Despite President George W. Bush’s calls for staying the course, American public opinion has clearly turned against the mission. Some have already pronounced it a failure.
This is nonsense. We’re dealing with two minor conflicts in Najaf and Kufa that have mostly burned themselves out, and a lousy deal in Fallujah that we should have thought through better. Other than that, the news has been mostly unremarkable for its success, as the soldiers and Marines on the ground have been saying in their letters and blogs. Power has been mostly restored, human-rights groups are flourishing, and the Iraqis can look forward to self-government for the first time ever. Clark hits the panic button far too early. No one said it would be smooth, but we remain in control and the insurgents become more desperate every week. Saying that we’re losing Iraq is akin to claiming that California was about to collapse entirely into chaos during the Rodney King riots.
Who knew an American general could get that hysterical?
While our troops should help secure the borders and handle internal threats that are too large for the still-nascent Iraqi forces, they should, as soon as possible, stop policing the country for one simple reason: They’re not very good at it. Instead, we need to involve Middle Eastern countries and the larger international community in building a unified Iraq with a representative government that doesn’t threaten its neighbors or serve as a magnet for Al Qaeda recruiting and that exerts enough control to ensure domestic stability and promote economic development. …
n essence, the Bush administration has scared Iran and Syria into believing that, if the United States is successful in its occupation of Iraq, they will be the next targets. To the Iranians and Syrians, the implication is that their survival depends on dragging the U.S. mission in Iraq into failure. Furthermore, America’s perceived pro-Israel bias, and its failure to engage seriously in resolving the Israeli-Palestinian conflict, has fed the poisonous atmosphere fueling Arab anger toward the United States and its efforts in Iraq.
Clark blames the US for the Palestinian’s refusal to stop bombing Israeli pizza parlors, a stance that should draw hysterical laughter from everyone except Yasser Arafat. The US has hosted at least two drawn-out conferences between the Irsaelis and the Palestinians, which produced plenty of serious plans and absolutely no desire on the part of the Palestinians to do anything about them. During the Clinton administration, Ehud Barak handed them a state on a silver platter, and they launched the intifada in response.

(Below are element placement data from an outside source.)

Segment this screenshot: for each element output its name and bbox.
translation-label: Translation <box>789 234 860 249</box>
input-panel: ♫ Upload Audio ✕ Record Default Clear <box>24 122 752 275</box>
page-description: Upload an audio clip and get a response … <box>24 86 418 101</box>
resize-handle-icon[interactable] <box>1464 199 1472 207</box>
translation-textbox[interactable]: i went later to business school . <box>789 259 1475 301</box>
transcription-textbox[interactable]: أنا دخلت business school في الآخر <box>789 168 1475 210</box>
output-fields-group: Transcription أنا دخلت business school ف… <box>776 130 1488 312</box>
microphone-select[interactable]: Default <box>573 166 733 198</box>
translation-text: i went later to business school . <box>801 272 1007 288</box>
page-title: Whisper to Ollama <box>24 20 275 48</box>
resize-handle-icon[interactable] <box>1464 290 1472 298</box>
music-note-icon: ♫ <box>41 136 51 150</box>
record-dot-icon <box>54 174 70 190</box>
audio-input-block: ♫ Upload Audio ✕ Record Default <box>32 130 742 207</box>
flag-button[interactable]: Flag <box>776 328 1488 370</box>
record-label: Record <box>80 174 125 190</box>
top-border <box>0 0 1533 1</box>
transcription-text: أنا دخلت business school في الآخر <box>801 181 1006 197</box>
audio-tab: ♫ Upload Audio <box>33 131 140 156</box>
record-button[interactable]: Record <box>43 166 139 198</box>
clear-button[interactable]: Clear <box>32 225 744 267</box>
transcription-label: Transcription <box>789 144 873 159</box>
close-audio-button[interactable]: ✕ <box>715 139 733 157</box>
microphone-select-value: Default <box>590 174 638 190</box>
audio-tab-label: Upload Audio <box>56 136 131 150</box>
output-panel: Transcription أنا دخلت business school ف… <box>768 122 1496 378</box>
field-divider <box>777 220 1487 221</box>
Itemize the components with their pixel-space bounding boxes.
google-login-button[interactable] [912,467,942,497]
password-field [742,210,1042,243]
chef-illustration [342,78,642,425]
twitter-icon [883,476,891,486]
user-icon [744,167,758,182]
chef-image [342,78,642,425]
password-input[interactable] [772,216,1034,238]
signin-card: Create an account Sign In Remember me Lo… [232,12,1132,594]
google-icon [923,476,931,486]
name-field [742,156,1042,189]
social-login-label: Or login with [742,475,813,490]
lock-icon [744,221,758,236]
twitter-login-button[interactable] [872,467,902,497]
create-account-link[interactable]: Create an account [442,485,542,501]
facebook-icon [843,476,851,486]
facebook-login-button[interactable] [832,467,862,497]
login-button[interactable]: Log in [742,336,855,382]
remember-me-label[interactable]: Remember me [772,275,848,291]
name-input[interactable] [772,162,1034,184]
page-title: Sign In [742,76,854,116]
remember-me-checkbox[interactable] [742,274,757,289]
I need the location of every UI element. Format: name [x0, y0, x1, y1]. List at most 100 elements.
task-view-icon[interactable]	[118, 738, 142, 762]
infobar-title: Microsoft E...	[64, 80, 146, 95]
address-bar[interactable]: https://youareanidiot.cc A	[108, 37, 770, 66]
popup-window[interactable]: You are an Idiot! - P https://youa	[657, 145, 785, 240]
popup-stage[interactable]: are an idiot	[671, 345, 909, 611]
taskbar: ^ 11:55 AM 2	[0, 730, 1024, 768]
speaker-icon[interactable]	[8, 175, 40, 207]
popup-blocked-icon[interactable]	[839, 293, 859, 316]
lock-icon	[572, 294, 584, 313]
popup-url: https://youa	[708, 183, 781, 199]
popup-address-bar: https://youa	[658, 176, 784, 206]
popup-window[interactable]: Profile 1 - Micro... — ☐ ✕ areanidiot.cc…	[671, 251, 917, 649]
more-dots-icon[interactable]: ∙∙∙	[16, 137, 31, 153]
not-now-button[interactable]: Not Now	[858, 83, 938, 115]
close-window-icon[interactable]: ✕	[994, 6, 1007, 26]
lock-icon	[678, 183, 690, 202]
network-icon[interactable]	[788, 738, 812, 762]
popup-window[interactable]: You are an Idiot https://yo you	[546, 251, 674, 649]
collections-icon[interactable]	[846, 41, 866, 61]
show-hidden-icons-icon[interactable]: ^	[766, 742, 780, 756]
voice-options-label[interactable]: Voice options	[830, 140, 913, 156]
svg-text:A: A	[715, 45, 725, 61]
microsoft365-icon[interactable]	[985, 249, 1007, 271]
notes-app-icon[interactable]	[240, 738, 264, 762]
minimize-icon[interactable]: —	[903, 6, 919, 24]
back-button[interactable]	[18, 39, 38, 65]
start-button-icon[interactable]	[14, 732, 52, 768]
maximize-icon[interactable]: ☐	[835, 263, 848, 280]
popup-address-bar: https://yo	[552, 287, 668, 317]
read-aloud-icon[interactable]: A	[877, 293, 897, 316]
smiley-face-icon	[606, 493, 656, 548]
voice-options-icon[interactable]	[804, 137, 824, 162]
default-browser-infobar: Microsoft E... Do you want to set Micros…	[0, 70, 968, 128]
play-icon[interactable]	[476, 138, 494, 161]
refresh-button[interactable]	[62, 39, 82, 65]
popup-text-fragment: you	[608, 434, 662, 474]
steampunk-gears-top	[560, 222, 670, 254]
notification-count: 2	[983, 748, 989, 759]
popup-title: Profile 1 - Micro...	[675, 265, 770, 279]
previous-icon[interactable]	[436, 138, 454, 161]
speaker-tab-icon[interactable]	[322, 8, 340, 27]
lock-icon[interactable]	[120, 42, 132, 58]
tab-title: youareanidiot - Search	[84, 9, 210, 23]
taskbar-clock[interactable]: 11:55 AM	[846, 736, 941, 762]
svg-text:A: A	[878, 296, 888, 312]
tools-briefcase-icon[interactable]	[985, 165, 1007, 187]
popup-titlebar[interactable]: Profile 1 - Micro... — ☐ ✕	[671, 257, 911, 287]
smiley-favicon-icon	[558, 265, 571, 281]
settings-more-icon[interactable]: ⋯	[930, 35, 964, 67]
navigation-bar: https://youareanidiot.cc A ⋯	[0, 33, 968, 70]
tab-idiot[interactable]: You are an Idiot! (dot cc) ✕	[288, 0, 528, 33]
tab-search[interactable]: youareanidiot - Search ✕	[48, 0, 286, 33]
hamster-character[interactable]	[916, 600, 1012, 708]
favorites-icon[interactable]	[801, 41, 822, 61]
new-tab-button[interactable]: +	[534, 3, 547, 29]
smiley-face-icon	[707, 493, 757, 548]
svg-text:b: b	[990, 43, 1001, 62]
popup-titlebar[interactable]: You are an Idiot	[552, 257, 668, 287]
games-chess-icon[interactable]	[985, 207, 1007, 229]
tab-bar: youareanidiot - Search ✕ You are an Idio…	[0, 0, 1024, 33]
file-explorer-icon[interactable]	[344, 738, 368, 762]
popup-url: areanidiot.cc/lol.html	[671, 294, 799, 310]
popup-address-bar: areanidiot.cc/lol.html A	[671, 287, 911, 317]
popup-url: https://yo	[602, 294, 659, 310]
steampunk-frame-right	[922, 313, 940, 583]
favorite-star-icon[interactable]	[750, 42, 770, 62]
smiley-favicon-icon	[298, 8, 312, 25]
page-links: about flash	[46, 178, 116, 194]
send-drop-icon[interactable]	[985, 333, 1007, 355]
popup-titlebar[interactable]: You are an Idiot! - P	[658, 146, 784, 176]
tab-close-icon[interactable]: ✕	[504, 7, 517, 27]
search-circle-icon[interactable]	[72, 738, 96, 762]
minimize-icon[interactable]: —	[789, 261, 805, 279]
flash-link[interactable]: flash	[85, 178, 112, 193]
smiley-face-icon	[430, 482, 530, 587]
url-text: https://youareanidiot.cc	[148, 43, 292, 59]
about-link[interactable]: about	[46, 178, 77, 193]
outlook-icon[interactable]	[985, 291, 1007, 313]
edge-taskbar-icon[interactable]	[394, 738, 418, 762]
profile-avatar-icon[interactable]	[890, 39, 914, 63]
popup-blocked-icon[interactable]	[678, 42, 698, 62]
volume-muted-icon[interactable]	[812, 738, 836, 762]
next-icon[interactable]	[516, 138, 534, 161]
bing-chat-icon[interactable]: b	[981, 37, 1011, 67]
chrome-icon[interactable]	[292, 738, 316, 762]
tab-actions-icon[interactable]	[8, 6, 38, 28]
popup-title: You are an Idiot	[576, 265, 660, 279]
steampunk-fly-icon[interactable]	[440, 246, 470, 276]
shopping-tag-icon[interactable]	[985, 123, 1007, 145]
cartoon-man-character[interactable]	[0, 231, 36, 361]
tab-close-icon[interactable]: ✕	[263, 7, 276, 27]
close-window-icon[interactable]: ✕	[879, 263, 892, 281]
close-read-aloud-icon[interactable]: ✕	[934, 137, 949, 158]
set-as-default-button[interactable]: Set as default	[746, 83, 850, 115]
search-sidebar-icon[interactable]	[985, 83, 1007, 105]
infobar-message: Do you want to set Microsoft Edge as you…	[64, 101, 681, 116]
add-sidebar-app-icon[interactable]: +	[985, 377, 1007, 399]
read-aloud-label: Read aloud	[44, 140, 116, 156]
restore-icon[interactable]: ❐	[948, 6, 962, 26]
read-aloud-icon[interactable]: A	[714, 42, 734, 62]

Memo to Clark: the Israeli-Palestinian conflict will only reach resolution when the Palestinians decide to accept the existence of Israel. No amount of American pressure not already applied will make them understand this. The nations of the Middle East do not help this problem, they exacerbate it. Iraq clearly was among the leaders, paying $25,000 to the families of suicide bombers as payment for murder in its multi-threaded support for terrorism. Iran and Syria openly support terrorist groups such as Hamas, Islamic Jihad, and Hezb’ Allah, which aim for the annihilation of Israel. Does Clark seriously believe that they’re going to convince the Palestinians to lay down arms, or to turn up the heat?
Similarly, Clark’s notion that we should invite the neighboring kleptocracies, thugocracies, and mullahcracies into Iraq and expect the end result to be a representative government is so incredibly naive as to challenge all credulity. In reading this, I had to ask myself if Clark really believes this, or is just flacking for the Democrats. Clark keeps straining the imagination by claiming that we should use our experience in the Balkans to accomplish this, when we have spent most of a decade in the Balkans working with neighboring governments, all of them Western democracies, and still haven’t established representative government where it didn’t exist before. In Kosovo, we haven’t even established whether a separate representative government to be our goal, despite the several years the West has spent there as “peacekeepers”.
Whether or not we’re failing in Iraq, an assessment that in either case would be premature at this point, Clark’s essay clearly shows that Clark is not the man to lead this nation or its foreign policy. Casting blame on the US for the obstinacy of Palestinian anti-Semitism while believing the Iranians and Syrians to be partners in democracy shows a disconnect from reality so severe that I wouldn’t have believed it unless I read it for myself.